Study 1
Graham–Bermann and colleagues (2007) conducted a study to evaluate the impact of the Kids Club program on children in Michigan. Children were recruited through their mothers from local social service agencies, battered women’s shelters, and through flyers and newspaper advertisements. To be eligible for the study, children had to be between the ages of 6 and 12 and have a mother who had experienced physical conflict in her relationship over the past year.
The study sample consisted of 110 boys and 111 girls, a total of 221 children. The children were randomly assigned to three conditions: child-only intervention (Kids Club), child-plus-mother intervention (Moms’ Empowerment), and a control group. First, seven children were assigned to the child-only (CO) group, the next seven to the child-plus-mother (CM) group, and the next seven to the control group (CG), with this pattern repeated until they were all assigned. The CG children were placed on a waiting list and did not participate in either intervention. CM and CO groups did not differ from CG participants in ethnicity, income, maternal age or marital status, education, child age or gender, or exposure to intimate partner violence.
The CrimeSolutions review of this study focused on the comparisons between the child-only condition and the control group.
There were 62 CO and 58 CG children who participated in the study. Both groups were interviewed at baseline right before the program began and interviewed a second time at the end of the program. The CO group was interviewed a third time, 8 months after the program ended. At the end of the 10 weeks, those in the CG group were offered a chance to participate in the program and were not interviewed a third time. Some children who received the treatment were not interviewed a third time, refused the interview, or dropped out after the program ended. The remaining 56 in the CO group participated in all three interviews.
Externalizing and internalizing behaviors were assessed, using the Child Behavioral Checklist. Mothers completed this 113-item questionnaire, rating statements about their children’s behaviors from 0 to 2, as follows: 0=“not true,” 1=“somewhat or sometimes true,” and 2=“very true or often true.” The externalizing scale includes statements about aggression and delinquency, while the internalizing scale includes statements about anxiety, depression, withdrawal, and somatic complaints.
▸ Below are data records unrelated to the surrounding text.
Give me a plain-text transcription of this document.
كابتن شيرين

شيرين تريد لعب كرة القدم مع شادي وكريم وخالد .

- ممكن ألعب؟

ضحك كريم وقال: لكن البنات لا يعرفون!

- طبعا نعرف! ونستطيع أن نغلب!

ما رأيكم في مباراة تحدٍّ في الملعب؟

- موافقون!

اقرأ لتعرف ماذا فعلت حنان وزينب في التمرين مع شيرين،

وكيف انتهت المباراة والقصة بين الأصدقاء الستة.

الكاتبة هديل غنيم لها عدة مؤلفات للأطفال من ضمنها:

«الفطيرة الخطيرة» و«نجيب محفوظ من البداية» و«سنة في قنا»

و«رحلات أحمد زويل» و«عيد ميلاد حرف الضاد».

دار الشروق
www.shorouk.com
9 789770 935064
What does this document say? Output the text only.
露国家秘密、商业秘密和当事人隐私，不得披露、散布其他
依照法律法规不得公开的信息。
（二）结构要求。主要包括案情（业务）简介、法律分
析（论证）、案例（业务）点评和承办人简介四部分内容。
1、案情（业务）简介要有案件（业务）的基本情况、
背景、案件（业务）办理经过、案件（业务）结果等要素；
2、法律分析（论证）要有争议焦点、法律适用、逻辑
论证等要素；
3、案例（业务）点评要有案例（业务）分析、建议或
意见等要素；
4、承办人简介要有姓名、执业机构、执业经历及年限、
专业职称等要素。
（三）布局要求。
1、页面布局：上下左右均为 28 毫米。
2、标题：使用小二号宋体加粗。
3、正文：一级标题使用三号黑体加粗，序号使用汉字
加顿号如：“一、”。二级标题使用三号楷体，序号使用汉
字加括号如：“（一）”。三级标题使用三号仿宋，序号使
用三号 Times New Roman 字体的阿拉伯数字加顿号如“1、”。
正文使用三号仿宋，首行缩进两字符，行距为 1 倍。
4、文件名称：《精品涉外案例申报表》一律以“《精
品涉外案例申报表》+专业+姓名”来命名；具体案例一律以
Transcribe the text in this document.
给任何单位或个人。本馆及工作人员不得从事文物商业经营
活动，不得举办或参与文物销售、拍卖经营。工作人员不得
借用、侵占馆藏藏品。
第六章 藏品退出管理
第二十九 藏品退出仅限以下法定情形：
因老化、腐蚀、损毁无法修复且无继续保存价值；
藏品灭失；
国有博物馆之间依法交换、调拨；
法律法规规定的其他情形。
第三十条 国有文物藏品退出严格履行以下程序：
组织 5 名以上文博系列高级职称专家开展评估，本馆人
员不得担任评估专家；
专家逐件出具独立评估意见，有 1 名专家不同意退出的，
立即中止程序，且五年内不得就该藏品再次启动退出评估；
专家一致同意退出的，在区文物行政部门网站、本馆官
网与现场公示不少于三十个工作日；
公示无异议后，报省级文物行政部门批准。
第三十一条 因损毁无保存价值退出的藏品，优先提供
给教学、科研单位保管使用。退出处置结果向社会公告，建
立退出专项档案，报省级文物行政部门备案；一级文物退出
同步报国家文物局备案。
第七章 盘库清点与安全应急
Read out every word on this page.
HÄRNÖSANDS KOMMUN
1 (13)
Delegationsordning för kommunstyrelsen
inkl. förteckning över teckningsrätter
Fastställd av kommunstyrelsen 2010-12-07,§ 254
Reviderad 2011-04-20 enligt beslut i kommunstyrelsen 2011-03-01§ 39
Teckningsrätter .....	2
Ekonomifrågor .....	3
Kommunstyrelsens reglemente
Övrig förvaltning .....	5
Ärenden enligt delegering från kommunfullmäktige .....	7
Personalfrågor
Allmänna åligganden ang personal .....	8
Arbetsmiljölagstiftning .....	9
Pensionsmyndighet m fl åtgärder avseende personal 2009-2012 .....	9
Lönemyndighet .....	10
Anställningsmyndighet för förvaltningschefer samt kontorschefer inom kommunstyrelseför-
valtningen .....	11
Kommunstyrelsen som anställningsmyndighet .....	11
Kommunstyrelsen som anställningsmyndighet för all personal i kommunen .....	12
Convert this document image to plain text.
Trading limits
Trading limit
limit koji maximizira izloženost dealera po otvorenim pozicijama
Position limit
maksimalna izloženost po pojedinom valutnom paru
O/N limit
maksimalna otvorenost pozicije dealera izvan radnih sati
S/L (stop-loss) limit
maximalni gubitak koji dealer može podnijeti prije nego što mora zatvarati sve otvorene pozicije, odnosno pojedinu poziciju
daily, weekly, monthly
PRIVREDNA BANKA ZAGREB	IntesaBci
Attitudes toward violence were also assessed, using the Attitudes About Family Violence scale, an instrument that was created for use in this study. The children were asked to rate 10 statements about violence on a 5-point scale and how much they agreed with the statement. Positive statements were reverse scored, so the higher the overall score, the more negative their attitudes toward violence. The study authors did not conduct subgroup analyses.